You’re Unforgettable.. Wait: Unforgettable (2017)

This review will be spoiled rotten!

Where to begin? First off, I do not have an economics degree and only know what I have read and heard from sources outside of my school studies, but how can someone afford to “semi-retire” as a blogger in San Francisco? At the age of thirty-four on top of all of that. Granted, she is moving in with new boo David to his valley home, and even then he runs a small brewery and cannot afford to pay his lawyer. Unless I missed something regarding that last bit about the lawyer, there is no way a situation like that could work, where is this extra cash coming from? As superfluous as this may be to knit-pick, it was something I caught immediately and had to bring up to my homie.

The story, a by the books erotic thriller which harkens back to ‘Obsessed’ or ‘Fatal Attraction’, had enough going on to play with manipulating the conventional formula, which could have given levity to the scenes that happened between the spicy scenes. The back and forth between Julia and David having sex, and Tessa sex-chatting with Matt was I would say the first intriguing scene in the movie. The manipulation and the naiveté intertwined that reminded me of a tactic straight out of Game of Thrones. Not all battles are fought with words or physical weapons, sex can be a driving force when it comes to manipulating others to benefit the individual. She releases her frustration and fear of being obsolete by fucking a younger guy and throwing him out of the car like it was nothing. It is the first time we see Tessa put out emotions, and drive, that are not relegated to arch intentions, she loses herself within the sabotage.

Either someone is a saint, or someone is an asshole, the lack of nuance and intrigue makes for some arch and predictable antagonists.

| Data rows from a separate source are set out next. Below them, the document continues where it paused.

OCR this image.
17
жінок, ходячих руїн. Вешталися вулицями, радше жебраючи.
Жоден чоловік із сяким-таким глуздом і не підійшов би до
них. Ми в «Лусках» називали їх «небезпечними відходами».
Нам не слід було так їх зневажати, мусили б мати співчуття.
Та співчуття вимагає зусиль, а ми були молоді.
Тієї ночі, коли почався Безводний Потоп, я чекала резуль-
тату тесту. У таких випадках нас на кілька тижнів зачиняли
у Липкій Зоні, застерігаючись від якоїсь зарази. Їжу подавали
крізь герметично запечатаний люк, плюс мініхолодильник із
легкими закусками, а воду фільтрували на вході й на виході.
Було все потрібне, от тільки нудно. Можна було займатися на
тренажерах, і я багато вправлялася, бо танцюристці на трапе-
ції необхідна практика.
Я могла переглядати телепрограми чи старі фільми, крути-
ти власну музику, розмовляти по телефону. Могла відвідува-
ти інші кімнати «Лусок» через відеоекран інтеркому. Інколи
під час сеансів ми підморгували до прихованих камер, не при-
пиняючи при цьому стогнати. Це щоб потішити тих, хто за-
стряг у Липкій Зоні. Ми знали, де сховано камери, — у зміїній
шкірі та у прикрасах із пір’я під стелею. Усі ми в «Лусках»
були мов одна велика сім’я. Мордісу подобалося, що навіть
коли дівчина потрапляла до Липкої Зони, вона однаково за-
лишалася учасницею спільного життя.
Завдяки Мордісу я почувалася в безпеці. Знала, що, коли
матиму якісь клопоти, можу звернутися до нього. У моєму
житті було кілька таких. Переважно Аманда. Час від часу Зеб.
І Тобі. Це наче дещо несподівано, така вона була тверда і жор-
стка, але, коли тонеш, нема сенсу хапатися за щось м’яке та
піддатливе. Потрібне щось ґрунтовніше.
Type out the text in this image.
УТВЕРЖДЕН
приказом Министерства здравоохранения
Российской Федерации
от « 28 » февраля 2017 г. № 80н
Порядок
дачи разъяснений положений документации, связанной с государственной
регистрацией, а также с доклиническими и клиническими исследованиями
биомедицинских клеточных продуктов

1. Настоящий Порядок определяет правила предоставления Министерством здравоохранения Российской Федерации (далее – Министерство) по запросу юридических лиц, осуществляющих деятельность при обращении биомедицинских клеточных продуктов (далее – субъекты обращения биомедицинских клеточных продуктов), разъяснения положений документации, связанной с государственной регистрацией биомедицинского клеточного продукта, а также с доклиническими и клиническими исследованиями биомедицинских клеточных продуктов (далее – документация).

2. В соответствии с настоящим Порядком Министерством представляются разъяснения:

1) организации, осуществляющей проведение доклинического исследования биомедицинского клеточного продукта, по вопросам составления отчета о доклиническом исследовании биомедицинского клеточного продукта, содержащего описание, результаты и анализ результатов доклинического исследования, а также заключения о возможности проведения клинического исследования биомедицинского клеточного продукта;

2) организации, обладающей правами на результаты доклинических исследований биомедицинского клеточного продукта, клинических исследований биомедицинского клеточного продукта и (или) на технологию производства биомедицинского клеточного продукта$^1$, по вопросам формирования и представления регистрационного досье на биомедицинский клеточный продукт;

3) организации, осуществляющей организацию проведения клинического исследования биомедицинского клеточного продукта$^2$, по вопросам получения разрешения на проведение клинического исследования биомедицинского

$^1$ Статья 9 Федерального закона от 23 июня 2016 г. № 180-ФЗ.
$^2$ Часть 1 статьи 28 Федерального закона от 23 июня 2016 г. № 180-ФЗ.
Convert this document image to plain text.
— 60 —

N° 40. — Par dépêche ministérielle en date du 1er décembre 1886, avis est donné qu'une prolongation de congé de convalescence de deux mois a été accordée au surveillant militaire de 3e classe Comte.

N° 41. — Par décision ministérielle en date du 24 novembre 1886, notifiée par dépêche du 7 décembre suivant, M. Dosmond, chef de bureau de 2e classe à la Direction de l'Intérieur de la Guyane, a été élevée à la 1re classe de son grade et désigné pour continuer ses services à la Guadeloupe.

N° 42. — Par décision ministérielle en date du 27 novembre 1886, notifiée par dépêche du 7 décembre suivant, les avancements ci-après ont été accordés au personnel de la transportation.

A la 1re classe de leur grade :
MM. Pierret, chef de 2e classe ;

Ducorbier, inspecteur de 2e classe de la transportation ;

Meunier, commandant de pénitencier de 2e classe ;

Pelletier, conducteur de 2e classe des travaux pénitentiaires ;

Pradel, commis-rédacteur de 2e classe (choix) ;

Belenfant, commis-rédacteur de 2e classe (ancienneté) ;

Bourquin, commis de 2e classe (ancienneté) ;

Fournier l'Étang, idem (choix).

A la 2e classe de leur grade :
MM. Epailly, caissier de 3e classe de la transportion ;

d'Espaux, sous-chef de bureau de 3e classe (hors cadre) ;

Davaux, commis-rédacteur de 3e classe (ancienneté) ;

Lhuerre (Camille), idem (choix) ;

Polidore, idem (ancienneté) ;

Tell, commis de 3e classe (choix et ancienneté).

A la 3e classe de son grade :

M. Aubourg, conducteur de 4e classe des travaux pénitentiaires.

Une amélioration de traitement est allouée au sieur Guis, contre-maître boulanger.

Of course, Katherine Heigl (Tessa) would be the Machiavellian, vindictive ex-wife whose point of control is usurped by Rosario Dawson (Julia); as Dawson is clearly more flexible and understanding in a period of her life where she has every right to be as cold and manipulative as Heigl. Dawson’s demeanor and sanity is put through the ringer, having been through a traumatic experience only to land in a scenario where the ex-wife is as crazy as the ex-boyfriend. It does not help that Heigl’s mom in the movie referred to as ‘Lovey’ by the daughter, is anything but; hey I see what they did there. The arch on the grandma makes Heigl look infinitely tamer; it comes off as easy brownie points for added drama and backstory inferring that Heigl’s mom has been doing this to her since cognation. The relationship of Lucille Bluth and Lindsay Funke from ‘Arrested Development’ comes to mind as an example of inverting the cringe into a roast battle. The perspective of the situation never reaches David until it is too late; it is like watching ‘The X-Files’ during a scene where Mulder has everything he needs to convince Scully that aliens are in fact real only to discover that everything is exactly the way it was and Scully gives him that look like “really”?

Which kind of describes my reaction and face when this movie ended. I do not have a problem with characters having a distinct arch in their demeanor, speech, and intentions; but when it takes itself unbelievably seriously the flaws show doubly and create chasms in which movie riffing is at its peak ripening. And I understand that there are movies that are made for specific audiences and that there are movies that I genuinely love that some would consider horseshit and rip on what makes the movies I might like terrible. At the end of the day, having the terrible movies illuminate the pristine movies as well as make for some heavy riff time. As for ‘Unforgettable’, I hope that it hasn’t been by the time I post this piece.